Not too shabby to have a focus group that pays you to participate. But if there is one thing we all should have learned by now is that audiences will give you some latitude at ramp-up -- but you have a very small window to give them what they want before they go ... er, walk-about.

Monday, August 2, 2010

Mixing, Mashing XML into Content Derivatives

After much deliberation, I have changed jobs, moving from Nstein (now OpenText) to MarkLogic, a provider of “purpose-built databases for unstructured content,” which means we handle all that data that doesn’t fit nicely into rows and columns – you know content like documents, articles, books, graphics -- which is often (and best) represented in XML. Over the years I have written about the importance of semantic metadata but it is but a scintilla of types of metadata that can be appended to content -- as long as that all-important infrastructure is in place. It was so last year to be absorbed in knowing what content you created -- now what is important is to complement that content with information from other resources.

What does this mean to information providers, publishers and other types of media (and if you read my blogs, you know that I believe all of us are publishers!)? Well consider the iPad. Selling at a head-shaking rate of one every three seconds (despite the recession), more than 13 million will be in consumers' hands by Christmas. Add to it the hordes of other mobile devices: iPhones, Blackberries, Androids, eReaders ... and you have 12 percent of the market looking for content for their gizmos. Which in itself can be a challenge -- since content doesn't just magically play nicely on every device. Most of that content will need to flow into its own native application to really exploit the devices' features, which mean that content needs to first be available in a neutral format.

And while you are exploiting the gizmos features ... remember that if gizmos are everywhere their owners are -- there will be an increased desire for what is known in the military as situational awareness ; deriving additional, contextual information that relates to the user -- usually time (temporal data) and space (geo mapping). Think of a soldier needing to know what threats are in the area where he currently is -- or where he is going. Publishers too should think in terms of creating new derivative, situational content. For example, what types of information might a business person want while on Maple and Elm at 8am in the summer -- versus at 8pm in the winter? Or what location-based weather patterns does a commodities trader want when looking at crop futures?

This need for situational awareness provides a great opportunity for publishers to take their knowledge bases and mix it with external resources -- such as public information from NOAA, Google Maps, LinkedIn, or proprietary information from partners. The key to mixing and mashing is having content in a mutable format -- and a database that can handle it. Extensible Markup Language, or XML, is a highly flexible text format, a W3C standard that is sometimes called atomic or a neutral format. It is designed to be easily stored and retrieved -- void of any display format. Which means it "pours" nicely into any layout.
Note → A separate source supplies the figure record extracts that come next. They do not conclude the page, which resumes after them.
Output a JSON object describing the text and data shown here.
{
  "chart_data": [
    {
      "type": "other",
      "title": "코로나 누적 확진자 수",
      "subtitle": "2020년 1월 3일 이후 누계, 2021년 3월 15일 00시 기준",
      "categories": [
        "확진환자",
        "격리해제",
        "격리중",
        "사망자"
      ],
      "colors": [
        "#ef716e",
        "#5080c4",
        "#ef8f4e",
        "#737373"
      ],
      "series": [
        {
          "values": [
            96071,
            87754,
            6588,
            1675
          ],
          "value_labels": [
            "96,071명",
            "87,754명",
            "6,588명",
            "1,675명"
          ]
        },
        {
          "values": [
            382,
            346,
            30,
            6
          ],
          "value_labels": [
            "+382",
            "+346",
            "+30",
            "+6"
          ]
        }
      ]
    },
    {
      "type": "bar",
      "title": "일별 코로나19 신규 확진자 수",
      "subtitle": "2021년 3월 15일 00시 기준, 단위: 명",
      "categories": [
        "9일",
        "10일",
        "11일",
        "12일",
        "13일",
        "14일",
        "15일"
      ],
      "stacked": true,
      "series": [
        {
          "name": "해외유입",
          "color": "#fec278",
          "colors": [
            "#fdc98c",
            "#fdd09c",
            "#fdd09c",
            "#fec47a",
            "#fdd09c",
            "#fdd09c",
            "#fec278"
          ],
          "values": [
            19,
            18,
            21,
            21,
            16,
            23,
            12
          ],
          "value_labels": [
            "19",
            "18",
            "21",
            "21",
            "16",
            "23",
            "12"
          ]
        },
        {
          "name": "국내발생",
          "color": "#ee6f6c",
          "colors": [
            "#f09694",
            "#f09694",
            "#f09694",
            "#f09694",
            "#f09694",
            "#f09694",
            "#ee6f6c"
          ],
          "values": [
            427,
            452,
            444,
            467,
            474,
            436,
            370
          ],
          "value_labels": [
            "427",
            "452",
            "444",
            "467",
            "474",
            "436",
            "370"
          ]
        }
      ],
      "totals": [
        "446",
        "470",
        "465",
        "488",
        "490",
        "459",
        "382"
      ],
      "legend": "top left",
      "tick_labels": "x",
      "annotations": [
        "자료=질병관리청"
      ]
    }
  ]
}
MarkLogic's database in my mind then is akin to a gourmet mixing bowl that takes in XML and allows it to be stored and retrieved into any application.

XML is hardly new as it was designed for large-scale publishing, although there is an increased awareness around it due to the Web and blog feeds, and is a great way to describe unstructured data. Unstructured data can reside in regular relational databases (RDBMS) -- but they tend to get bogged down. By storing this unstructured data on a database built specifically to handle these datatypes -- you can search and retrieve much more quickly. Forrester Analyst Noel Yuhanna told me estimated that by unburdening RDBMS of unstructured data -- they saw a 30% lift in database performance, which is huge.

In any event, the real advantage to having content in XML -- and residing in a database built to handle it -- is that you can easily mix and mash it up into new types of content, ready it for new delivery platforms, or ease syndication. And you can do all of this in a matter of weeks not months -- which is terrific since we don't yet know what other new gizmo might be in readers' hands -- least of all by Christmas.